Et puis il y a ces fleurs plus originales encore, qui font mouche dans les soirées… Adepte de saucisson à l’heure où l’on sort le rosé et où le soleil redescend vers l’horizon ? Partez donc à la cueillette de quelques Germandrée tomenteuse, une plante étonnante qui sent fort la cochonnaille. Si vous êtes plutôt adepte de fruits de mer et de vin blanc les pieds dans le sable, plantez quelques semences de Mertensia Maritima dont l’appellation à elle seule donne le ton. Son fort goût d’huître ne vous laissera pas indifférent… Et puis il y a ma dernière découverte, la plante-fromage. Rare mais de moins en moins. Ses feuilles vous rappelleront le goût fort et prononcé du camembert coulant, celui dont on décèle immédiatement la présence et dont l’odeur « embaume » notre réfrigérateur des semaines durant… Un petit choc pour les papilles sur lesquelles la légèreté d’une délicate feuille ne préparait en rien à cette détonation de saveurs.
Bien sûr, comme pour les champignons, ne vous lancez pas dans la dégustation de fleurs sans vous munir d’un guide botanique.

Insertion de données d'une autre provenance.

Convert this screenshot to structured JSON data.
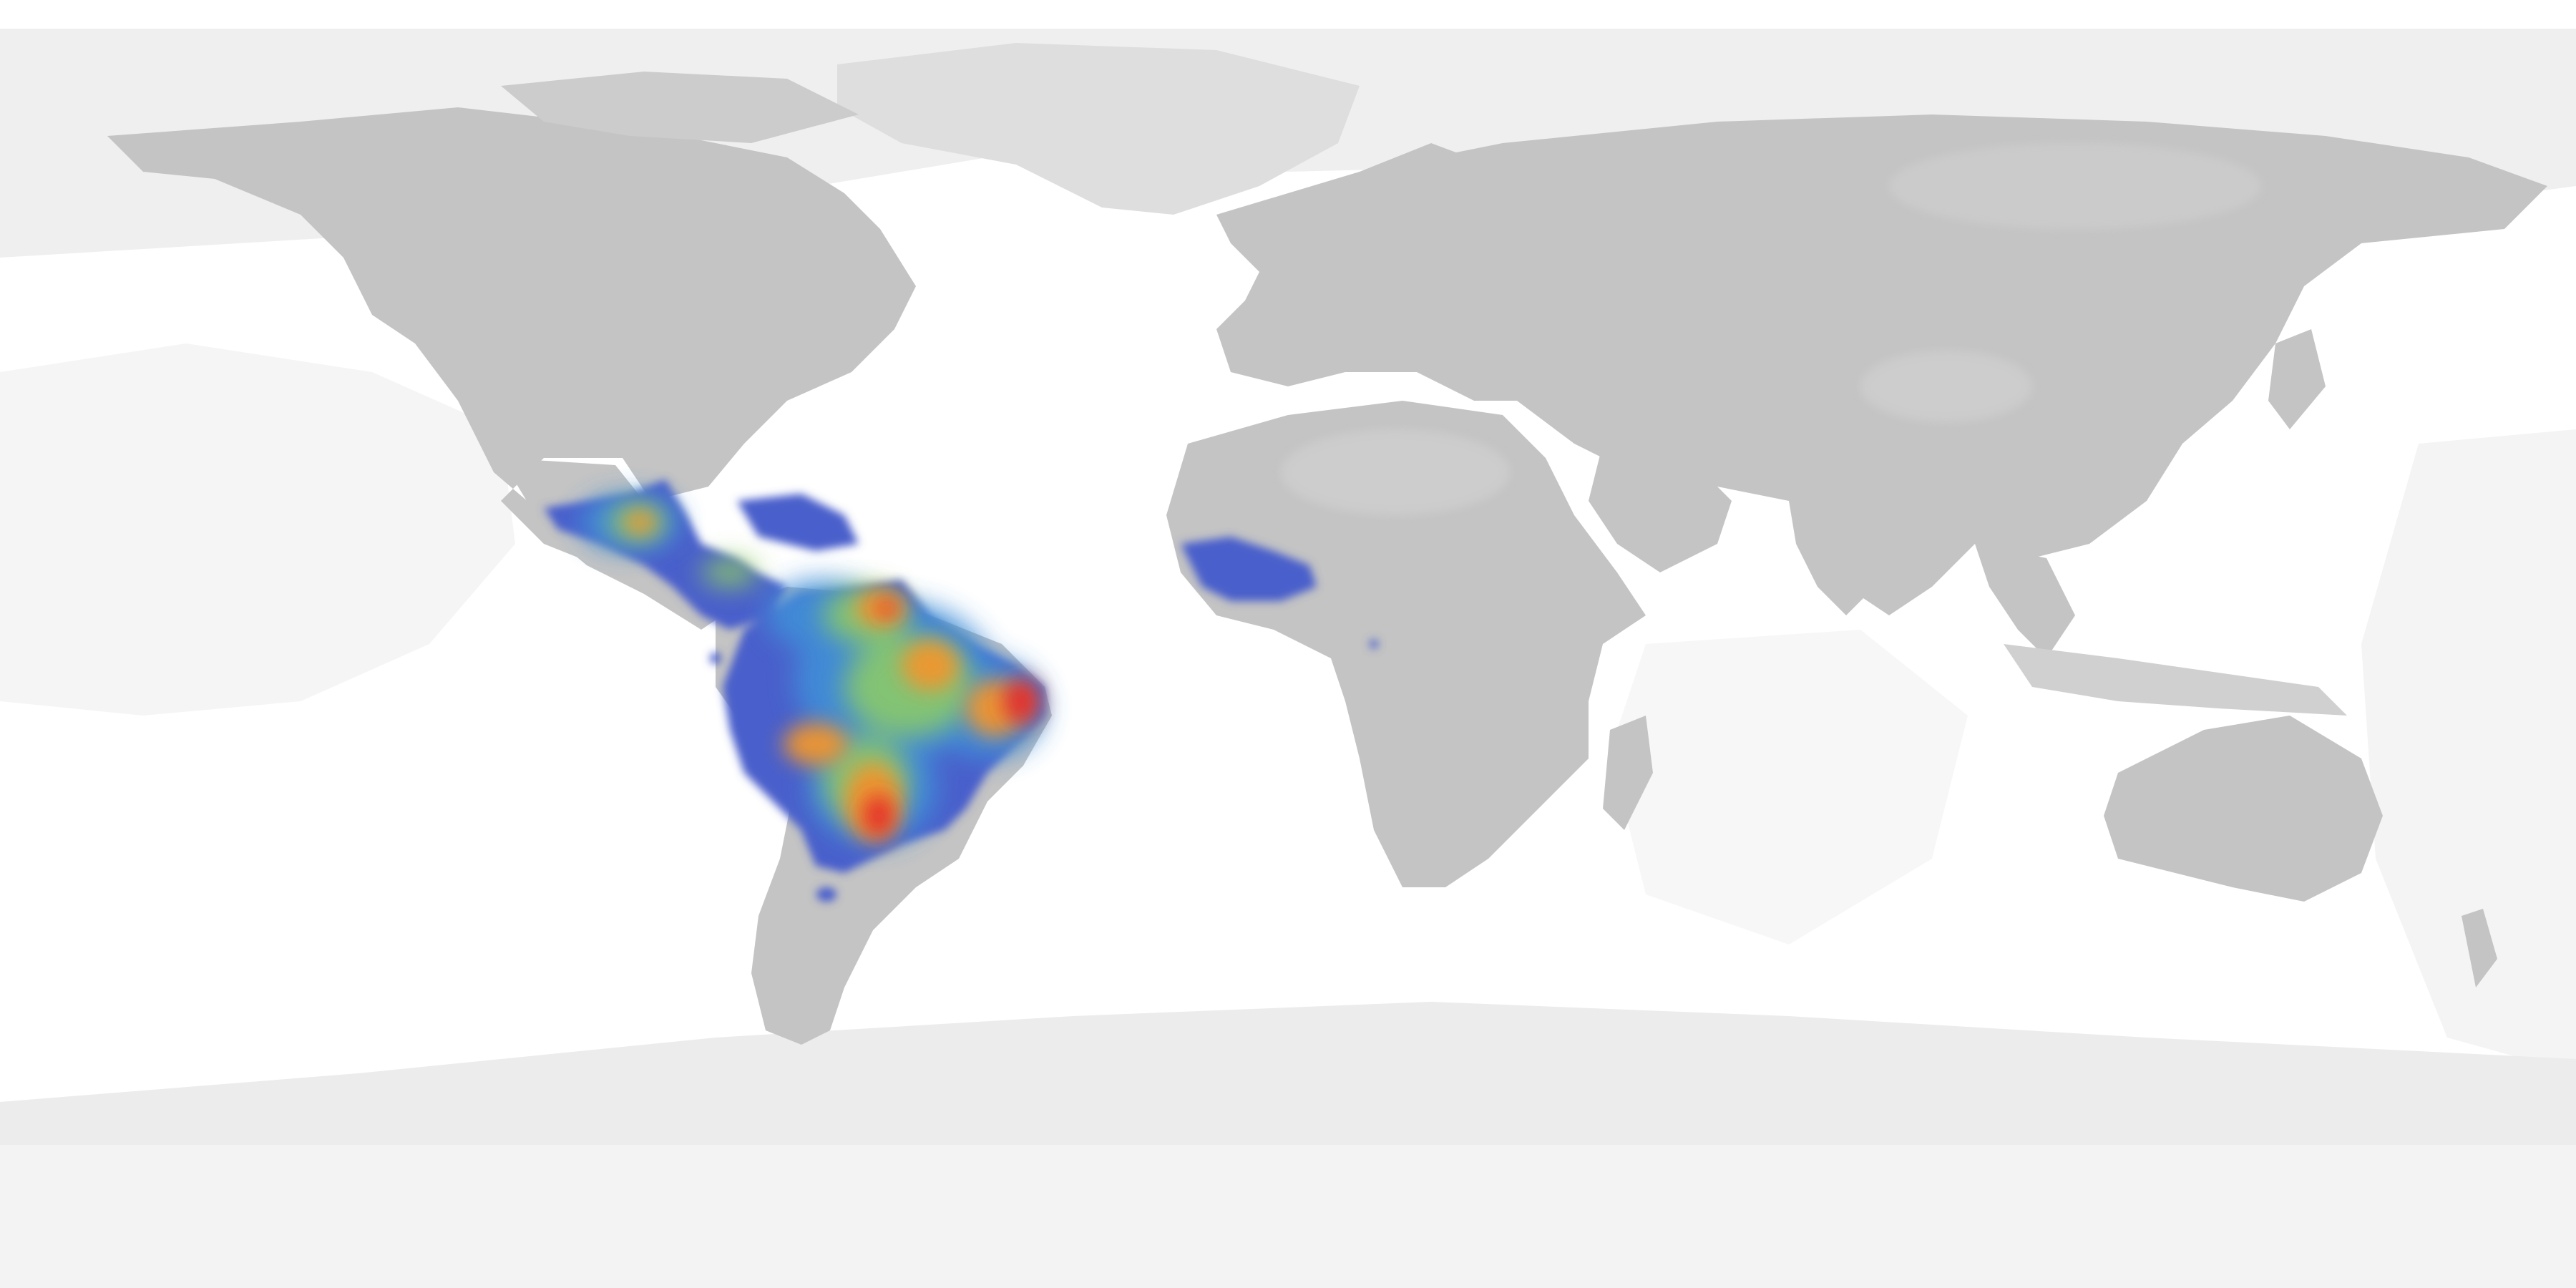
{
  "map": {
    "projection": "equirectangular",
    "coverage": "world",
    "colors": {
      "ocean": "#ffffff",
      "ocean_record_light": "#f2f2f2",
      "ocean_record_mid": "#e6e6e6",
      "land": "#c4c4c4",
      "land_sparse": "#dadada",
      "polar": "#eeeeee"
    }
  },
  "heatmap": {
    "description_kind": "species occurrence density",
    "color_scale": [
      "#4a5ecb",
      "#3f7fd8",
      "#3fb6c0",
      "#9acd5a",
      "#f2b13c",
      "#f07a2c",
      "#e5312a"
    ],
    "regions": [
      "central-america",
      "caribbean",
      "northern-south-america",
      "amazon-basin",
      "eastern-brazil",
      "paraguay-southern-brazil",
      "west-africa"
    ]
  }
}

Oubliez les fleurs fanées, cueillez-les le matin et rincez-les simplement sous un filet d’eau… Évitez également les fleurs du bord des routes et les fleurs traitées – n’allez donc pas faire vos emplettes chez votre fleuriste. Si toutefois vous hésitiez encore à croquer les fleurs à pleines dents, débutez la découverte par petites touches, avec un cocktail au sirop de fleurs de Sureau, un beignet de fleur de courgette farcie ou une crêpe aromatisée à la fleur d’oranger… De quoi savourer pleinement la beauté du printemps.